I am going to stop you right there.
The people who bitch and moan about the middle class not being able to buy a home are the same people WHO FUCKING CAUSE HOUSING TO BE UNAFFORDABLE - IE Progressives.
Take the Bay Area for example, there is this thing called One Bay Area which is essentially a regionally planning commission (IE CA SB375 IE UN Agenda 21) which essentially forces communities to build 'stack and pack' housing along major transportation corders. It is/is going to be almost impossible to build a single family home. The progressives don't want people in single family homes because 'stack and pack' promotes social and environmental justice.
Housing is very affordable in the Bay Area HOWEVER single family housing is not.

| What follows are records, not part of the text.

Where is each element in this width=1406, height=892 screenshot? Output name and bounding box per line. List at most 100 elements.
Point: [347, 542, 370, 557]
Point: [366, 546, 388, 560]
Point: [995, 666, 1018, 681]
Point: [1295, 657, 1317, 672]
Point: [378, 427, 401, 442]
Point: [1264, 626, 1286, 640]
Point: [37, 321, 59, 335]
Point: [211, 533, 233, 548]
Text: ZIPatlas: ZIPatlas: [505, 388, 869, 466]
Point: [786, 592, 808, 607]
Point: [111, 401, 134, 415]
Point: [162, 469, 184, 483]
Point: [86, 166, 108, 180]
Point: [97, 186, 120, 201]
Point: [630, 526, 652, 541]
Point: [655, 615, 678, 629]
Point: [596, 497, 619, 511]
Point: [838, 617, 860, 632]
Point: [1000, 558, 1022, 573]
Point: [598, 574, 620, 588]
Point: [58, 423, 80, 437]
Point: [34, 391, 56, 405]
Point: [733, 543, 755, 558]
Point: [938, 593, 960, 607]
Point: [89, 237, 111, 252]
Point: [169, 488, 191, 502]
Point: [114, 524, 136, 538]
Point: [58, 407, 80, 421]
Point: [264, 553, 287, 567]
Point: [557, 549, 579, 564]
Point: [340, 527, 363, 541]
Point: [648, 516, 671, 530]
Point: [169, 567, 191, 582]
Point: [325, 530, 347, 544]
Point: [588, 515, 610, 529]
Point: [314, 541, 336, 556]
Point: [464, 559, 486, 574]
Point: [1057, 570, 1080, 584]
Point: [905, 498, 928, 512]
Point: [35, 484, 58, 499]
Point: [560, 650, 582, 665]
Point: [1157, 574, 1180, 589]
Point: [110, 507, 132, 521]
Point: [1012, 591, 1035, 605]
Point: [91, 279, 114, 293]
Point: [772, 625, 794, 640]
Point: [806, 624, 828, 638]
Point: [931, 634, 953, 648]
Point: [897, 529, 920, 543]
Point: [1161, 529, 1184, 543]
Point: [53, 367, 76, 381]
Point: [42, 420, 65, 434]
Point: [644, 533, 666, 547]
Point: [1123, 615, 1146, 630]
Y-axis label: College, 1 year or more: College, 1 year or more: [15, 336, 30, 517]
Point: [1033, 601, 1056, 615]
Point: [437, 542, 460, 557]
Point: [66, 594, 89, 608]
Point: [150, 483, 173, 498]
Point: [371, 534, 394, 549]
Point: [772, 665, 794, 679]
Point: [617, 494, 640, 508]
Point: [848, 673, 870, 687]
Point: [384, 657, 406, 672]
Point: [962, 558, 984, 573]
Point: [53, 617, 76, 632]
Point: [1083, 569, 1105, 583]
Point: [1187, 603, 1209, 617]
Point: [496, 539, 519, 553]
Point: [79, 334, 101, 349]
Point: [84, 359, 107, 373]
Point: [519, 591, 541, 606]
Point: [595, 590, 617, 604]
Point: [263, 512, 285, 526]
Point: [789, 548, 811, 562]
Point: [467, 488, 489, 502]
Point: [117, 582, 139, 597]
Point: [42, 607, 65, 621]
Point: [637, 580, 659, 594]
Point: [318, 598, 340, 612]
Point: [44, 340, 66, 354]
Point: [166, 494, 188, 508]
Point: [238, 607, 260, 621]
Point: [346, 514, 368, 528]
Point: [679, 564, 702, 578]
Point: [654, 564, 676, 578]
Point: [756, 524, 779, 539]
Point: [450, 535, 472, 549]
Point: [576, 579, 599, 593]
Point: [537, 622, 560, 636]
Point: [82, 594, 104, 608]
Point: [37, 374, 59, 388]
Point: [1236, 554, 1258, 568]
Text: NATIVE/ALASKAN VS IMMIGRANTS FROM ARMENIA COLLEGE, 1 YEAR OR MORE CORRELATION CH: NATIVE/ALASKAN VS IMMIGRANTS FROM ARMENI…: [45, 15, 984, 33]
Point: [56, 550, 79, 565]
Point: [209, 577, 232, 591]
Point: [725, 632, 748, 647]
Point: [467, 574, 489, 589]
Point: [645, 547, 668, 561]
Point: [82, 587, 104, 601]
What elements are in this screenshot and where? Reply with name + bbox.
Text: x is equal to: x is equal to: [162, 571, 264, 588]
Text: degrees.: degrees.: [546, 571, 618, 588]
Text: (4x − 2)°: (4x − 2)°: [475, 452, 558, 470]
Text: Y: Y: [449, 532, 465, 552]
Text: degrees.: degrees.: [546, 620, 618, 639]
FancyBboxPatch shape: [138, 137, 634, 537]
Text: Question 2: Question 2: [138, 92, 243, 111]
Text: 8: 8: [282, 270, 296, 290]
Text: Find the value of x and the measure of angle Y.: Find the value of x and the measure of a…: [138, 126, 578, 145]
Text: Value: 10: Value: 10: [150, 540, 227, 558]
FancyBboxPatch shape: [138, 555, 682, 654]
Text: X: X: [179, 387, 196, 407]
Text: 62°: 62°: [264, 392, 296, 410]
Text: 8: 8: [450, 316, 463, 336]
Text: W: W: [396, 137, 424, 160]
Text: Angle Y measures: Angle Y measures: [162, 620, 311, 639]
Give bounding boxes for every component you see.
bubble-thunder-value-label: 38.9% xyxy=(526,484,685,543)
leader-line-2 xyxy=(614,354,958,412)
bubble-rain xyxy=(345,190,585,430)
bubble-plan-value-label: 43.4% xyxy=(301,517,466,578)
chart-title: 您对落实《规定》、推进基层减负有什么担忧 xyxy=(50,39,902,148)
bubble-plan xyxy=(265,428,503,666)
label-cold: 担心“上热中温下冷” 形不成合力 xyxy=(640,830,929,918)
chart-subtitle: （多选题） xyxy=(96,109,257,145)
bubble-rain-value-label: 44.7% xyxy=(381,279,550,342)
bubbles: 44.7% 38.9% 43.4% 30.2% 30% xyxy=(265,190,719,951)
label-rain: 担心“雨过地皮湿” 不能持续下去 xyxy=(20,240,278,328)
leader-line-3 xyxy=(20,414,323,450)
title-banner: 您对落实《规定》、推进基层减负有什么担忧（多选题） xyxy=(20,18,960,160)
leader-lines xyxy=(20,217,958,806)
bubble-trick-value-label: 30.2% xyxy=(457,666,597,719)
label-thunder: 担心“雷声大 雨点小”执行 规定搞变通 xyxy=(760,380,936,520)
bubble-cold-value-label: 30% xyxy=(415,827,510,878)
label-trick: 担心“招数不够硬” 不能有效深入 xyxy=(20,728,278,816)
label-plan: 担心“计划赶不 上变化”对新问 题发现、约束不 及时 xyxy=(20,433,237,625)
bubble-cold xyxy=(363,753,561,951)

On top of that if you want to build a house say out in Danville, San Ramon, Alamo, Livermore, or anywhere else with available land. you are looking at least 10% of your construction costs being eaten by 'fees' and 'permits' before you can even break ground. Project in San Ramon had a $40,000 sewer hookup fee and a $25,000 'school' fee plus a ton of other fees. That was before ground was even broken on the project. Builders are not going to construct housing on low margins when there are high up front fees, especially with high land cost thus new construction is generally expensive.
Then you have the local planning commissions. Want to build a 250 house subdivision? Ok, well you have to build (IE eat the cost) of 50 units of section 8 housing. So on top of paying for a home, someone who buys new construction is paying for construction of section 8 housing in the price of the home THEY are paying for, not some free loader.
There are just 3 things that contribute to high housing prices in many areas like the Bay Area. I can go on if you want.
There are really 2 issues, the sense of entitlement to live where you want. Using the Bay Area as an example again there are plenty of affordable communities like Richmond where lower income people can afford to purchase housing.
The second issue is you are confusing housing with a house. They are no one in the same and like I said, the government is pushing 'stack and pack' so that is what you are going to get and 'stack and pack' is very affordable.